SEO is a very insular field. My impression from my readings of SEO blogs is that many SEOs themselves are so involved in search engine optimization that sometimes they forget that there’s a whole wide world of individuals who still don’t know about it and why it is necessary.
A few months ago, I didn’t know what SEO was either. The term was used in front of me, and I’ll admit (with a little blush :oops:) that I didn’t know what in the world SEO meant and shrugged it off whenever it was mentioned rather than asking. I never wanted to find out what it was because I didn’t want to risk looking stupid among people to whom SEO is a daily routine.
I come from a mixed technology background: I started off dabbling in programming and web development, though I realized I fared better with more of hardware, networking, and system administration work. I began my career in SEO by actually doing system administration at a web design, SEO, and hosting firm. And I still didn’t know what SEO was when I joined up with the team.
I talk to old coworkers, people who are immersed in technology, on a regular basis. They ask what I’m working on. I explain that I’m branching out into what is known as “search engine optimization.” They tell me that I don’t work for the search engines so I can’t really optimize them.
Or they tell me that there’s no need for this field of study because people will find what they want if they look hard enough. After all, you could find almost exactly what you’re looking for if you search using quotation marks. They do not understand that search engine optimization makes finding the right sites easier for them, thereby eliminating the need to be of the mindset that they actually have to spend such a long time searching.
The SEOs that I read about today have been at it for years. I have been at it for less than a year. I am learning about the importance of SEO, but I feel like I’m still on the outskirts of the community and am easing my way in slowly. My tech-geek friends outside the office and outside this blogsophere still don’t understand the criticality of SEO — and a lot of them work for web development companies or do development on the side. These same people shrug off the notion of using blogs and social media to communicate with their potential markets and undervalue the essence of updating website content frequently, thinking that the product is done once it’s out the door. They fail to recognize that a website needs an element of marketing to gain new traffic.
Now that I’m immersed and surrounded by SEO knowledge with an obvious thirst for more, I’m realizing that not long ago, I was once outside the box, not realizing its significance, even though I search all the time. It is admirable to think that everyone understands this and puts an emphasis on SEO, but it’s not true — not yet. Shockingly, the average person in the IT industry does not acknowledge the importance of SEO. The term “SEO” is likely still unheard of by most.
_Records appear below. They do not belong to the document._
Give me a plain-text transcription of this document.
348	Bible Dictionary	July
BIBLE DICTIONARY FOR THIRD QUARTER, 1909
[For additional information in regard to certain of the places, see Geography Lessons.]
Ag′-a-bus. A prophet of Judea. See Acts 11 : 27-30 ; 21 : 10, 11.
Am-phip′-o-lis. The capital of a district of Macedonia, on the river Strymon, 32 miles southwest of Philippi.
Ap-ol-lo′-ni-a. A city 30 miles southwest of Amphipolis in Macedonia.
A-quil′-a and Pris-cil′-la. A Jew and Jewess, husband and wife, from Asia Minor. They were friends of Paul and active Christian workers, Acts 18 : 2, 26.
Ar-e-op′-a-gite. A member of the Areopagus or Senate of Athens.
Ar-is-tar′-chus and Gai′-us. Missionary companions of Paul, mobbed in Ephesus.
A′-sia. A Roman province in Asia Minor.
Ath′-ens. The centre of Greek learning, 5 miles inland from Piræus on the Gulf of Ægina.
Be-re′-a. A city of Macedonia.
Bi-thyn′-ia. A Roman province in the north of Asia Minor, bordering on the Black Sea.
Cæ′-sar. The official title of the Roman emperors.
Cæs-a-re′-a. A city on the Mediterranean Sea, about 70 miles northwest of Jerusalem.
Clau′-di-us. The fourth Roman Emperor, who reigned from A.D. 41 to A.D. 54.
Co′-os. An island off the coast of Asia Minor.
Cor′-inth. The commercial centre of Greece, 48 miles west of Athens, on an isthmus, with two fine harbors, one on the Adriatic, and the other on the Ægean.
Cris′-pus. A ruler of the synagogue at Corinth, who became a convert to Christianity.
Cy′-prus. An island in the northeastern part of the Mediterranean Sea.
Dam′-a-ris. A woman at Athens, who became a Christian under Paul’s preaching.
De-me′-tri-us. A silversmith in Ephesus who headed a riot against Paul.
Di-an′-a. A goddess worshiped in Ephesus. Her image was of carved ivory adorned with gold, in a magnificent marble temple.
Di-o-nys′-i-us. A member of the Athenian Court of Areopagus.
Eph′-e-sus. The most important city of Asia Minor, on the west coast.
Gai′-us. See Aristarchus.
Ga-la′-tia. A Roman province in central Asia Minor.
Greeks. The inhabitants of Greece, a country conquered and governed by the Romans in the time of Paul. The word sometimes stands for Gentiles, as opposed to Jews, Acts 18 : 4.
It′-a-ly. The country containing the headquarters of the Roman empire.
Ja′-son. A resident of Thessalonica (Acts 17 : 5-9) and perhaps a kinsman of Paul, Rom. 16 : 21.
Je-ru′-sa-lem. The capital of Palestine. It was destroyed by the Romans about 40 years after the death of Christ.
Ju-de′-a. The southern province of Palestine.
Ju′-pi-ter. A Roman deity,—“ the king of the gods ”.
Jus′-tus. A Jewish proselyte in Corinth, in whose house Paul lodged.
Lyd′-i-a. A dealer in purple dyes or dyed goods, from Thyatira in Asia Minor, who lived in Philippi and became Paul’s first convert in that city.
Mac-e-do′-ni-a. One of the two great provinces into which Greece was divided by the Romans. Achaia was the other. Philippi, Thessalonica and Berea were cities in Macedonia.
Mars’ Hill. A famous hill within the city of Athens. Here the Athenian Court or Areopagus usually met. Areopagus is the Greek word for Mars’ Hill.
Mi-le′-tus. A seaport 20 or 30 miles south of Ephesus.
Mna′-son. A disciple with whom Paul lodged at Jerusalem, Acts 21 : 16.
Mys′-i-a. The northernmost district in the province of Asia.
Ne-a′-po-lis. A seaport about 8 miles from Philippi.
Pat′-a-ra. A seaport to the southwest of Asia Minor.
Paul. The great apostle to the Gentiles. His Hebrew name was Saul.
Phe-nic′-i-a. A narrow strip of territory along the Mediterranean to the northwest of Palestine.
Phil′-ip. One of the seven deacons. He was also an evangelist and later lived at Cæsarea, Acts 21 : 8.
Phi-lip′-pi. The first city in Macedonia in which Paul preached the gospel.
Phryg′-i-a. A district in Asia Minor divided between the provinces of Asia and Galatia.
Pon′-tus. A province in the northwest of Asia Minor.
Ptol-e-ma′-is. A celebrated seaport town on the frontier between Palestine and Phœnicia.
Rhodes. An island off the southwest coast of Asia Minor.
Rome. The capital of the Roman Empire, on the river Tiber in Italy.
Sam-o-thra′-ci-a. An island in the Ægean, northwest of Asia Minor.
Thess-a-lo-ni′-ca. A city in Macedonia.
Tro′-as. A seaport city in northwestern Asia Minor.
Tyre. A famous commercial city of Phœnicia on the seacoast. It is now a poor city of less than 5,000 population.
On SEOmoz, Ammon Johns makes a statement “customers for SEO have been getting smarter.” This may be true of a well-read SEO customer. Unfortunately for many, the Cluetrain Manifesto to which Ammon so forcefully endorses is unchartered territory.
Ammon makes a statement that shows that SEO is emerging. But it could be seen and frighteningly interpreted by newer SEOs as “it’s time to catch up to your customer.” Fortunately, there are still people out there that need the beginning concepts — and hopefully over time, these newer well-educated customers will ultimately determine and define the success of each individual SEO firm and expert.